111.2 — Points scored per-100-possessions for the Blazers Wednesday night, far and away the highest figure the Jazz have allowed on this young season. For a team whose central identity is their defense and who can and will struggle at times offensively, nights where they allow this sort of number and win will be incredibly rare.
124.6 — Rudy Gobert’s final tally for this same per-100 defensive figure, a number that feels nearly impossible while he’s on the floor. Rudy in particular struggled to get out far enough to contain Portland’s guards in pick-and-roll, something he admitted after the game.
31.3 — Percent of the Jazz’s three-point attempts that have gone in so far this season.
Transition play remains a huge issue: Unfortunately, a note like this one will be present in every Rundown from now until the end of the season unless something changes. The Jazz once again were totally allergic to getting out and running on the break, attempting just six field-goals (going a miserable 2-6) and finishing with eight points only due to free throws. Snyder addressed the problem head on after the game, noting that on this night he felt the root of the issue began with their defense.
“The transition and the easy baskets can make the basket bigger,” Snyder said. “Get to the foul line, make a foul shot, get out on the break and get a layup — that has a tendency to help you if you’re not shooting well. We just didn’t do that because we didn’t guard. For me it’s all connected, but for us the defense is where we have the most control.”
On this night, he was right — Gordon Hayward had the exact same thing to say during his own media availability. The problem is, even on other nights when the team has created a larger number of misses and turnovers, the same problems have occurred. The Jazz are slowly but surely approaching a point where their efficiency on transition chances is among the worst of any reasonable sample size since Synergy Sports began tracking such figures, and worse yet are attempting one of the five lowest per-game shots on the break. There’s hardly anything else to say at this point; it has to improve, and quickly.

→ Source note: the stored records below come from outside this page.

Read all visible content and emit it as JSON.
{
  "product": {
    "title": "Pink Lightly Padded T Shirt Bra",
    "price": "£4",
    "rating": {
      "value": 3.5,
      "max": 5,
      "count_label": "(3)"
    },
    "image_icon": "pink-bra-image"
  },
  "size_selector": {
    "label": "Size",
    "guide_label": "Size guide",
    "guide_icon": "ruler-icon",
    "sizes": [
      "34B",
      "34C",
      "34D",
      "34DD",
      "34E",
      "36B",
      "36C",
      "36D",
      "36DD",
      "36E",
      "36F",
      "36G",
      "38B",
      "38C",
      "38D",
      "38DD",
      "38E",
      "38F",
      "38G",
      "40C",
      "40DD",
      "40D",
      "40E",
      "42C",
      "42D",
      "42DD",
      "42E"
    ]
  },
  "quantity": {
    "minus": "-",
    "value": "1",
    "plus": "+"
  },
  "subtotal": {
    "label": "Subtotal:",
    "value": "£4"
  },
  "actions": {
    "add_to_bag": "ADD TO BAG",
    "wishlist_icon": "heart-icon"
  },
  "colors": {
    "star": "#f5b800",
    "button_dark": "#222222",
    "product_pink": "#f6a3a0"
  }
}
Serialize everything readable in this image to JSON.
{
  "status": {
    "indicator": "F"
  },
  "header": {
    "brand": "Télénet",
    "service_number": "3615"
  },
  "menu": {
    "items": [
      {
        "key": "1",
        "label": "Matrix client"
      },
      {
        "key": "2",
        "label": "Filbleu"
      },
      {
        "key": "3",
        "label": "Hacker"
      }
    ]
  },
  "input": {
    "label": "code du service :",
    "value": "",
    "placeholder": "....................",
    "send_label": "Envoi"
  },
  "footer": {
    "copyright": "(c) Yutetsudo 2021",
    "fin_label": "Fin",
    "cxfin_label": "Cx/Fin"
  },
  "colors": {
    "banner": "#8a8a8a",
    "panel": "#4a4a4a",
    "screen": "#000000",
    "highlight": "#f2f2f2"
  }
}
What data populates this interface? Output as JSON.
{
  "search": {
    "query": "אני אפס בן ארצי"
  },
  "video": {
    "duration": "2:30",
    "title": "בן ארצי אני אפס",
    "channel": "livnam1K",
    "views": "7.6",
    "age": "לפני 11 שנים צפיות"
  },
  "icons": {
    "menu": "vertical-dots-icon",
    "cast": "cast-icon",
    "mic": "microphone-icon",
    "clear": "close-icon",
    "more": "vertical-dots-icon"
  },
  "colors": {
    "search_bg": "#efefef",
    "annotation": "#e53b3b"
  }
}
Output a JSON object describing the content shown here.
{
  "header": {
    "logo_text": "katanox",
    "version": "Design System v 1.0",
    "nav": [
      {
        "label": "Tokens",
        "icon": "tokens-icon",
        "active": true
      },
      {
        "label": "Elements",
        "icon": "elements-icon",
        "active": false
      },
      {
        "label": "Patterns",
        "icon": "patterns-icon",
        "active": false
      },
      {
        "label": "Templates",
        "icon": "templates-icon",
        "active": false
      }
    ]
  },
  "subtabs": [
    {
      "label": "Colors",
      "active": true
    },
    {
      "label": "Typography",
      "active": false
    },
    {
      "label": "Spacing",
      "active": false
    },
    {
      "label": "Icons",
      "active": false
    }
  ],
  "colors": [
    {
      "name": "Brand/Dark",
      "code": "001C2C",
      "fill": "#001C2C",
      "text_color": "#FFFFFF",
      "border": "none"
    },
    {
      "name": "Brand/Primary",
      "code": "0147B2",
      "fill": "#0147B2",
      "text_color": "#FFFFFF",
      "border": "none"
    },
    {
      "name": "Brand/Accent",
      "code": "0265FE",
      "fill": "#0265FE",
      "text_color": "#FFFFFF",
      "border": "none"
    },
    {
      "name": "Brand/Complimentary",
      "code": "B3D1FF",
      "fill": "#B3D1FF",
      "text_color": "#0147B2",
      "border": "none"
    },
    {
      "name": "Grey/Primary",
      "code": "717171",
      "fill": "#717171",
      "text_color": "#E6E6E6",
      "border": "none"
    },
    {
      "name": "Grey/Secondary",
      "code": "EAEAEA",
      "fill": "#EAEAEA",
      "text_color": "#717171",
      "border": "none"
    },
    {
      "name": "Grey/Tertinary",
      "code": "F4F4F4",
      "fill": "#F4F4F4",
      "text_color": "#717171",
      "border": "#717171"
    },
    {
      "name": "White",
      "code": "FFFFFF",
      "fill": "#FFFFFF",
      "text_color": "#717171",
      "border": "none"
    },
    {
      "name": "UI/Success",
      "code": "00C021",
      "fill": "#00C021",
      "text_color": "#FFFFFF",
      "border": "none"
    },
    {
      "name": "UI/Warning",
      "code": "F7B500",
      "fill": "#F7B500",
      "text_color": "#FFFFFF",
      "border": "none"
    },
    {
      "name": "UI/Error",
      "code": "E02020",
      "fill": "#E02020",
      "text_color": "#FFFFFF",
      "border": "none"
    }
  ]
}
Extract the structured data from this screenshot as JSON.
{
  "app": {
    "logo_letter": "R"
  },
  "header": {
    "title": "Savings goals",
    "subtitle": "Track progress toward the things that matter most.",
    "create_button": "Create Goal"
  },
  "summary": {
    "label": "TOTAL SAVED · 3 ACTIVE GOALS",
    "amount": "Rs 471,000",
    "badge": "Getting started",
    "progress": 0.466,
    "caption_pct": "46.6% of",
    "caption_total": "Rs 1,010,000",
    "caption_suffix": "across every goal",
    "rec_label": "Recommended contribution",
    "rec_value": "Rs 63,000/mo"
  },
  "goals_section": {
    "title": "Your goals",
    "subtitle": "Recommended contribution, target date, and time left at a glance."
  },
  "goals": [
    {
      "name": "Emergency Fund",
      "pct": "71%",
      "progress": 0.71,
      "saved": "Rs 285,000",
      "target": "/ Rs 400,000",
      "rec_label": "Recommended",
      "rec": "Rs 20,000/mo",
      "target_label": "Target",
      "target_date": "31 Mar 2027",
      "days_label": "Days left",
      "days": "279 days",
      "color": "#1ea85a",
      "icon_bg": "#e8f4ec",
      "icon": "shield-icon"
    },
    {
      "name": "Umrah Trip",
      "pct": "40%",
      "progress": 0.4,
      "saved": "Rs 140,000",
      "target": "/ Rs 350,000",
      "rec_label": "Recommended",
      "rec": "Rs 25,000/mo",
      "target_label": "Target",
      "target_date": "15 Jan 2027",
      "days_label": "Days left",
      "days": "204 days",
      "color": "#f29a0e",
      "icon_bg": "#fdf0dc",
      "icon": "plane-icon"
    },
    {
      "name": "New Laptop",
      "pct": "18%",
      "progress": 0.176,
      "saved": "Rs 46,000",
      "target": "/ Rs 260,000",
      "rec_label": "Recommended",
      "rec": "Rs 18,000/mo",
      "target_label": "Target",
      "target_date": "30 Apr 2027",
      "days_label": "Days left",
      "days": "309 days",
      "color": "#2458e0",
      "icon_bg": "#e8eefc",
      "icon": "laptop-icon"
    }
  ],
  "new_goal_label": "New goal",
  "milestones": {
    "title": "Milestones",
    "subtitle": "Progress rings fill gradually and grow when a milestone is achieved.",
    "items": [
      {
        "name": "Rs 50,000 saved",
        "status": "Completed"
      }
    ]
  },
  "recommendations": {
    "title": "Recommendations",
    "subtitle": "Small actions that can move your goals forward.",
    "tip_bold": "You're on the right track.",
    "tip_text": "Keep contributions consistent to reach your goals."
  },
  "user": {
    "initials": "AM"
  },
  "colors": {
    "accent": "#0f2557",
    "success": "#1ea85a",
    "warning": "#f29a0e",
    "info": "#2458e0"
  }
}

Trey Burke was excellent: Amid a number of negatives, Trey Burke’s play Wednesday night was very good. He had 17 points on 7-13 shooting, and made few mistakes defensively against Portland’s red hot guard combo. With the exception of the season opener in Detroit, his play has been at a higher level than we became accustomed to last year. Especially defensively, Trey has found a happy medium with his game — his footwork and anticipation are much improved, and he’s not getting stuck in picks so easily. He had the best on-court defensive rating of any rotation Jazz player Wednesday.
Ball movement is severely lacking: The Jazz finished with nine assists on Wednesday night, the lowest figure for any Utah team in basketball-reference.com’s database2. While Snyder was rightly a bit too focused on the group’s defensive issues for the night, this is another area that’s quickly becoming a concern — Utah’s 14.5 assists per game for the year easily rank last in the NBA, and it’s not close. Some of this Wednesday was a failure to convert on good looks, something Snyder noted. That’s part of the issue, though, and even on nights when the team’s defense is up to snuff, they’re going to have a hard time beating the league’s better teams with that sort of ball movement and execution.
A new offensive set! Ever the nerd that I am, I noticed a fun new set from the Jazz in the second quarter Wednesday:
Most were caught up at the time in what would have been a poster dunk from Alec Burks had it not clanged off iron, but watch it again and you’ll see a great new wrinkle from the Jazz. Trey Burke brings the ball up the court, then enters to Rudy Gobert on the opposite elbow — this first bit is unorthodox on its own for the Jazz, who usually either enter on the strong side or reverse the ball around the perimeter. From there, with the defense already off guard, Burke sprints into an unusual screen on Burks’ man as Alec runs around what effectively becomes a double pick with Gobert, who doesn’t have to do anything but hand it off to Burks as he rockets down the lane.
More of this, please, coach Snyder! This isn’t anything particularly complex for the Jazz to run, but it has the potential to flummox defenses much more used to seeing basic side-to-side action from the Jazz. Creating these sorts of diagonal angles and forcing multiple defenders to wonder who they should be looking at is always a good thing, especially when it can get a finisher like Burks momentum to the hoop with space. Even if Portland’s rim defense had been there a bit quicker, sets like this will open things up around the floor for the Jazz as defenses scramble to find their men.